馮さんに、このような過去の話を聞かせると、彼女は、
「親がダメなら子供も同じです。私は日本へ行ってから中国人の生活レベルの低さを感じました。特に農村では入浴する時さえ洋服を着たまま体を洗うのです。なぜなら、部屋の中には入浴をする場所がないためです」
と説明をしてくれた。外で身体を洗う時に周りの囲いがないため、誰かに見られたら恥ずかしいからだということのようだ。この点については理解が出来るが、手の汚れが見えないから洗わないという事については、理解出来なかった。このことは海南島だけではないと聞き、中国の発展が遅いのは当たり前かもしれないと思った。これからは中国の習慣も変わって行くと思うが、農村ではまだまだ時間がかかりそうだ。
 そこで馮さんが育った時代が知りたくて彼女に尋ねてみた。彼女の両親は二人とも教師だったそうだ。そして、彼女は長女で弟と妹がいて、両親の躾は厳しかったとの事だった。農村育ちではなかったから、洋服を着たままの入浴は経験がないと言っていた。しかし、青春時代は中国が開放されていなかったため苦労が多かったようだった。「日本へ行くきっかけは?」と、尋ねると、以前から日本には興味があったが、たまたま日本へ行くチャンスが舞い込んできた。親友と一緒に申し込みをしたら、彼女だけ合格したので、両親の協力もあって渡航することができたとのこと。
「日本で学んだ数々の文化や習慣は勉強になりました」
と言った。彼女にも、苦労もあったと思うが、日本人の悪い点については一切口にしなかった。

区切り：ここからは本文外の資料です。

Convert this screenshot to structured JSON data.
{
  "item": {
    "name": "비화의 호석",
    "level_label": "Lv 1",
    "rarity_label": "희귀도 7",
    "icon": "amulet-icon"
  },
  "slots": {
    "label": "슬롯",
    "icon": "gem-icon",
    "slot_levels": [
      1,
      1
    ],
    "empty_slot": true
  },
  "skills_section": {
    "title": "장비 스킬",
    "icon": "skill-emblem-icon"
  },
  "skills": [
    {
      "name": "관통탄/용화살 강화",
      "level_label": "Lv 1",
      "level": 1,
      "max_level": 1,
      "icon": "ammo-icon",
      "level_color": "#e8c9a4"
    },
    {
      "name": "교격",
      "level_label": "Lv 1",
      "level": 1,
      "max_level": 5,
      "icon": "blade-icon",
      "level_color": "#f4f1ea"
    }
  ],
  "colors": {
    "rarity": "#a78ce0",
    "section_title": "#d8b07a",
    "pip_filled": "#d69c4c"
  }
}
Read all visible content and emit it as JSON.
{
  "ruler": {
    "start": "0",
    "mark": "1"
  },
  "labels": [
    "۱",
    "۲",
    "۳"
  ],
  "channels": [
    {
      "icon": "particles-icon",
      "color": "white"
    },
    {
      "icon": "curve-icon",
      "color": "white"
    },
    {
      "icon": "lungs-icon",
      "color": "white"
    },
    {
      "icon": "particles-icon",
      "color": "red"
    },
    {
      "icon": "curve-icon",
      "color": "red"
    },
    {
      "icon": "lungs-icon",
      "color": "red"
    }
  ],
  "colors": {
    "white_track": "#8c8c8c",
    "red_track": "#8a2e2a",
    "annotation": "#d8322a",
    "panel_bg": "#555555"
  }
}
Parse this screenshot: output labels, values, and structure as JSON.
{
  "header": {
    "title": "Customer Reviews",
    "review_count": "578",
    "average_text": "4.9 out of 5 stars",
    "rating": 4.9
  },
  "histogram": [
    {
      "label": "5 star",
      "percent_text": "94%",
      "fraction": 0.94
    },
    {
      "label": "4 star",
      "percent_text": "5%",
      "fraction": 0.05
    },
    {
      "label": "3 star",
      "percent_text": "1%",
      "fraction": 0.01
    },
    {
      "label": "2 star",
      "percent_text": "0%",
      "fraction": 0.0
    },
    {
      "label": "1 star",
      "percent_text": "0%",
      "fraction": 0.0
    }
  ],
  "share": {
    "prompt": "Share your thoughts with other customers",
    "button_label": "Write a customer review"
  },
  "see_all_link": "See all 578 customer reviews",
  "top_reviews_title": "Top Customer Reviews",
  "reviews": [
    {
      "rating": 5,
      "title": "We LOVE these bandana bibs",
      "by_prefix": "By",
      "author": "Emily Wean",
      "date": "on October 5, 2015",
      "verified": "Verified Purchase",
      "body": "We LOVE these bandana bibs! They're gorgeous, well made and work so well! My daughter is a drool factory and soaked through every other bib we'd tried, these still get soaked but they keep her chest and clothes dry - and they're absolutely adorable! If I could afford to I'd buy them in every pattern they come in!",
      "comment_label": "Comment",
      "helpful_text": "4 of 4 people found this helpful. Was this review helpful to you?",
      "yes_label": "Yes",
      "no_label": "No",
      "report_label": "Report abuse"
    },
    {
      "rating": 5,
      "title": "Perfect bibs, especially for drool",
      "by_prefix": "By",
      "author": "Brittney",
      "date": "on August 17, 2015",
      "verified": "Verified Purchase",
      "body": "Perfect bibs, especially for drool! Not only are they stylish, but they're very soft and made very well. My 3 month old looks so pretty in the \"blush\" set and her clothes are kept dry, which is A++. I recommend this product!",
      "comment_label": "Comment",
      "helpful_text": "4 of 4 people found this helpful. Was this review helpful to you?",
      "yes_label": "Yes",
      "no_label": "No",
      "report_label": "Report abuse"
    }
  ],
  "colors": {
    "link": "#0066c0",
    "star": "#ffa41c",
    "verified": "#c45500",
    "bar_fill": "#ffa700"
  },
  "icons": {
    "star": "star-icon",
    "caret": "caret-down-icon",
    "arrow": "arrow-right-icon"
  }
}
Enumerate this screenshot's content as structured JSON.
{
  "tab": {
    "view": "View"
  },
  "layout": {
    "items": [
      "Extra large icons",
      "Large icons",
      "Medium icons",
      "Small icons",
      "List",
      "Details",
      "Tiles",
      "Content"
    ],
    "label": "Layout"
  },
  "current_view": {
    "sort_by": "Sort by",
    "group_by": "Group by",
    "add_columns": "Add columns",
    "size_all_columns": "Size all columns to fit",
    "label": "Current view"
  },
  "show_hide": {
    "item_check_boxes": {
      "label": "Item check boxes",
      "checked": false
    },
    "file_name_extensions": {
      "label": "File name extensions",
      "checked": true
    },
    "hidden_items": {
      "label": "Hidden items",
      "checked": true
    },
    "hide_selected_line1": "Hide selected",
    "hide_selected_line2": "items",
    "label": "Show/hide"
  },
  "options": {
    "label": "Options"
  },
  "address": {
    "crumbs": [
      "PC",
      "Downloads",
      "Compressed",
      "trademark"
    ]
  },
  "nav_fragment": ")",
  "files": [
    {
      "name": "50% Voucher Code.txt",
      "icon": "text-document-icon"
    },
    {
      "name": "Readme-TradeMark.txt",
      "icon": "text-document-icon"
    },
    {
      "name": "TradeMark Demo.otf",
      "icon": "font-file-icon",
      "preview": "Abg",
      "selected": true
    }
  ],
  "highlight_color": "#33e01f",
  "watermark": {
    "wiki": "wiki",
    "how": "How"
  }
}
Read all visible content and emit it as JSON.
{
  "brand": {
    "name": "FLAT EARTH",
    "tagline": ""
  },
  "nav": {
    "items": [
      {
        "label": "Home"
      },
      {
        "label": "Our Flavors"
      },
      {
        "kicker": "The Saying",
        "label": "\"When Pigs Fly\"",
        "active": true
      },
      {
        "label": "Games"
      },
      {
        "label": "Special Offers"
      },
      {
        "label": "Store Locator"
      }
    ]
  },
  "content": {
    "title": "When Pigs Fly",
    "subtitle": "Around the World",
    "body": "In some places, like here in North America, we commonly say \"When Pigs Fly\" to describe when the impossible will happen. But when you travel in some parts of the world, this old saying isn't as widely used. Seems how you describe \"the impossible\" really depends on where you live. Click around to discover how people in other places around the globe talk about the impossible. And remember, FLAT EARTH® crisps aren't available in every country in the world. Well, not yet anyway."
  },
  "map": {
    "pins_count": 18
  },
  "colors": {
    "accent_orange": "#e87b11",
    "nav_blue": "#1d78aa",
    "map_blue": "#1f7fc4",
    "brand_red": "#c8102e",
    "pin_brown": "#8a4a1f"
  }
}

 その頃の中国政府は、この島を海南特別区と指定し、少数民族と森林自然保護に力を入れていたそうだが、子供たちの未来については具体的な方針が発表されていないようだった。子供たちを世界で通用する人材に育てるためには、大人たちが手本を見せなければいけないということがわかっていなかった。これも日本人から見た場合の事なので非難は出来ない事かもしれないが、この島の農民たちは、日々の暮らしが精一杯で、子供の躾どころではないのだろう。だから、チャンスがあれば外国で仕事をして、中国の家族へ仕送りをする中国人が多いと彼女は言っていた。

社員管理


 こうして話を聞いていると、私は社員たちの気持ちも理解が出来る気がした。しかし、ここは日本独資のホテルなので日本人としてのプライドもある。ここは中国だが、ホテルの管理体制は日本式に考えなければならない。この日本式は、いつまで続けられるのか不明だが、社員教育における数多くの問題を解決しなければならないと感じていた。今までは一人で悩んできた私だったが、馮さんが来てくれたお陰で、一つずつ解決の糸口が見えそうな気がしてきた。そして、言葉の問題については、彼女がいてくれるだけで誤解も少なくなることだろう。
この日は夜の12時ごろまで話し合っていた。社員の管理について考え始めたら、なかなか眠りにつけず、気がついたら朝方まで考えていた。翌朝は睡眠不足のせいで、頭の中がスッキリせず、明るい表情も出ない一日だったが、糸が見つかったような気がして、心は落ち着いていた。